いえ、あなたも我が組織の監視下にありましたから、変な行動に出たら殺してましたよ?
ねえ、エッチな事とか想像してたんでしょう?
あ、あなたの自宅のPCは調べさせて貰いましたが、香乃葉様に関する不適当な画像等は発見できませんでした」
なぜか残念そうなエロ眼鏡。しかし、そんな物まで調べたのかよ。
「俺は彼女をそんな目で見ていません」
ごく当然だというように俺は言った。それは彼女を汚す事だ。決して許されない。
「ん、本当かな~?
緑川君は彼女に告白して付き合おうって気も無く、遠くから彼女を見て、後を付け回して、盗聴して。犯罪ですけどね。
それだけで良かったの? この先もそれでいいんですか? まあ、彼女と直接接触する事は許しませんけど。
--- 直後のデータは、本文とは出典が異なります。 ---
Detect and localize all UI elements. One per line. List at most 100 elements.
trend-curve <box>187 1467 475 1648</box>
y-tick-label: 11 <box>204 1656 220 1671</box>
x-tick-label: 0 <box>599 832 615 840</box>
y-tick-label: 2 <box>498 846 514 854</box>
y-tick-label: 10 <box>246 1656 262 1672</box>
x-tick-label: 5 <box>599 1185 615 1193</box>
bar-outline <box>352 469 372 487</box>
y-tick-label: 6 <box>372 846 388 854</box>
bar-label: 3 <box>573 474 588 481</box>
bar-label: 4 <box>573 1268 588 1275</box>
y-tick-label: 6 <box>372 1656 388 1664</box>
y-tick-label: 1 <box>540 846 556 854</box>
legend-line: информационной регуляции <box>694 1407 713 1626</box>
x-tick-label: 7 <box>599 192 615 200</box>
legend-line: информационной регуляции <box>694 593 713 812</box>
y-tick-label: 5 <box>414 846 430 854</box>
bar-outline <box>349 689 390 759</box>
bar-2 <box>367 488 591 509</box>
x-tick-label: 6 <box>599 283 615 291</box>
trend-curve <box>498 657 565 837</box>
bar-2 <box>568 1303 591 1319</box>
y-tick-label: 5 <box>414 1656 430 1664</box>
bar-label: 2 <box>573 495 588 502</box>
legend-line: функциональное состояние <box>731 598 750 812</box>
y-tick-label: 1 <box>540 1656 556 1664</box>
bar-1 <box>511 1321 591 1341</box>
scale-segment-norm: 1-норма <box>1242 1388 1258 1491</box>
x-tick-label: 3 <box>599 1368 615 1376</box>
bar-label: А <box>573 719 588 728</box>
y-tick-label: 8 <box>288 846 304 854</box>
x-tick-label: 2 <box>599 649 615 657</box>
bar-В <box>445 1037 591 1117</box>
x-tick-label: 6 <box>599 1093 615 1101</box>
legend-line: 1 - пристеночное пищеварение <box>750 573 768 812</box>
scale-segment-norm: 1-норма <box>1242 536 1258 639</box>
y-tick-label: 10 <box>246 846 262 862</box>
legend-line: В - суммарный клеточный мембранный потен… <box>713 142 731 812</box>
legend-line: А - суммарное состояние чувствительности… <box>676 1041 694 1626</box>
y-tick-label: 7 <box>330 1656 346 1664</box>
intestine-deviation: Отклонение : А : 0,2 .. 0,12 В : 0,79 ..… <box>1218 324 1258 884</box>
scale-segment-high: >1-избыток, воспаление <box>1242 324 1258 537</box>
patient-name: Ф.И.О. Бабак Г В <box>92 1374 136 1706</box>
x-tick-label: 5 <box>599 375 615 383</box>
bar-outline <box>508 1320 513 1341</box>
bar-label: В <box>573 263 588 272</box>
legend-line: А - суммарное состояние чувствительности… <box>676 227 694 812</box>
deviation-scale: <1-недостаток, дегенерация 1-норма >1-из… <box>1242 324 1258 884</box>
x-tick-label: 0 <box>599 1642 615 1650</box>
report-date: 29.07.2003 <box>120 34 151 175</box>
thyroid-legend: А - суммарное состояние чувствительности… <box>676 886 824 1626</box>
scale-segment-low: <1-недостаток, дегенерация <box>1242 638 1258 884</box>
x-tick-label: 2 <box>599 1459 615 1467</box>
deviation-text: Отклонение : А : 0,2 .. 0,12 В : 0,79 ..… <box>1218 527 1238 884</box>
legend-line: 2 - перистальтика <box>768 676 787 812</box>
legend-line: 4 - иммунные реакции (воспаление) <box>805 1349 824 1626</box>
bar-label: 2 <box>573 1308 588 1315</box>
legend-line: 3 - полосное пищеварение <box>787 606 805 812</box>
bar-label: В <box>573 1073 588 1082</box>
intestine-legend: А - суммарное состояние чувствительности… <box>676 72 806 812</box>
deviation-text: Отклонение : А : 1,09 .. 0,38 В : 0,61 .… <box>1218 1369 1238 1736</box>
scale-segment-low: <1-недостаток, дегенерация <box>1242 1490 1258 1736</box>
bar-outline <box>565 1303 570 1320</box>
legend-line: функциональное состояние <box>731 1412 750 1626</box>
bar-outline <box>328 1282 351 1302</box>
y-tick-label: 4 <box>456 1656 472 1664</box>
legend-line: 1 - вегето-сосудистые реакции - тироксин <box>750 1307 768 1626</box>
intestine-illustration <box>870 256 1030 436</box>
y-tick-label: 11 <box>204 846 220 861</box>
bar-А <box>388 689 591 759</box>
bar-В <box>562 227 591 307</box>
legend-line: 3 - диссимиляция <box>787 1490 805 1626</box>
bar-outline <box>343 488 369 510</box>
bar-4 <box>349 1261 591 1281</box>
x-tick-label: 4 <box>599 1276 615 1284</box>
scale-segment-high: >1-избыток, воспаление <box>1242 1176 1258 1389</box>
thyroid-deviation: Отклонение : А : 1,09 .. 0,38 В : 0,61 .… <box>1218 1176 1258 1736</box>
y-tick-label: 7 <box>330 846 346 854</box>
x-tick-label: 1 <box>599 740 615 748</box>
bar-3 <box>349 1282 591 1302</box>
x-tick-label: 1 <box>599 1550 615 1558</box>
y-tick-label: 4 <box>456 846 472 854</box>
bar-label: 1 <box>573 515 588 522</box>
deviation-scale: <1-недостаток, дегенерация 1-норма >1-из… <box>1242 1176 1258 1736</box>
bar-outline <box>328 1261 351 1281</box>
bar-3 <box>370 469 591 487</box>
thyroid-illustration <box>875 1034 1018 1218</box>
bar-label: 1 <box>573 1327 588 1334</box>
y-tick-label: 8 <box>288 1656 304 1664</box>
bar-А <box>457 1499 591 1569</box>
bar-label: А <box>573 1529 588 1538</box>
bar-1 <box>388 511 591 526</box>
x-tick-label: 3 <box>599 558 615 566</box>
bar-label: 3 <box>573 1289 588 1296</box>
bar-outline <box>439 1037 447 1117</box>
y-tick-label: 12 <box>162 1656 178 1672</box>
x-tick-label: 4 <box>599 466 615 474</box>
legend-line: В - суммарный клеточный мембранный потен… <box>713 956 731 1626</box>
私にはとても信じられないな~。だって、恋の先にあるのはエッチよ? 恋愛=エッチかもしれない。好きな子を手に入れようともしないなんて、そんな人生意味あるの?」
すっかり素に戻ったエロエロ眼鏡が俺に絡む。
「それに君は他に趣味ないよね? 香乃葉様をストーキングする以外に。虚しくならなかった? もっと豊かな人生を歩む気は無かったの?」
意地の悪いニヤニヤ顔のドS眼鏡に、俺は心に浮かんだ素朴で素直な質問をしてみた。
「人を好きになるより素晴らしい事が、この世界にあるんですか?
好きな人の幸せを願うより豊かな人生がありますか?」
それに俺はストーカーではない。
「!!……え、いや、真顔でそんな事言う? 本当に、そんな事……思ってるの……?。
なによ! まるで私がエッチしたいだけのビッチみたいじゃない!」
初めて会った頃のクールさはみじんも無い、顔を赤くしたビッチ眼鏡は柄にも無く取り乱していた。ははは、少しだけ可愛い。けど、俺、そんなに変な事言ったか?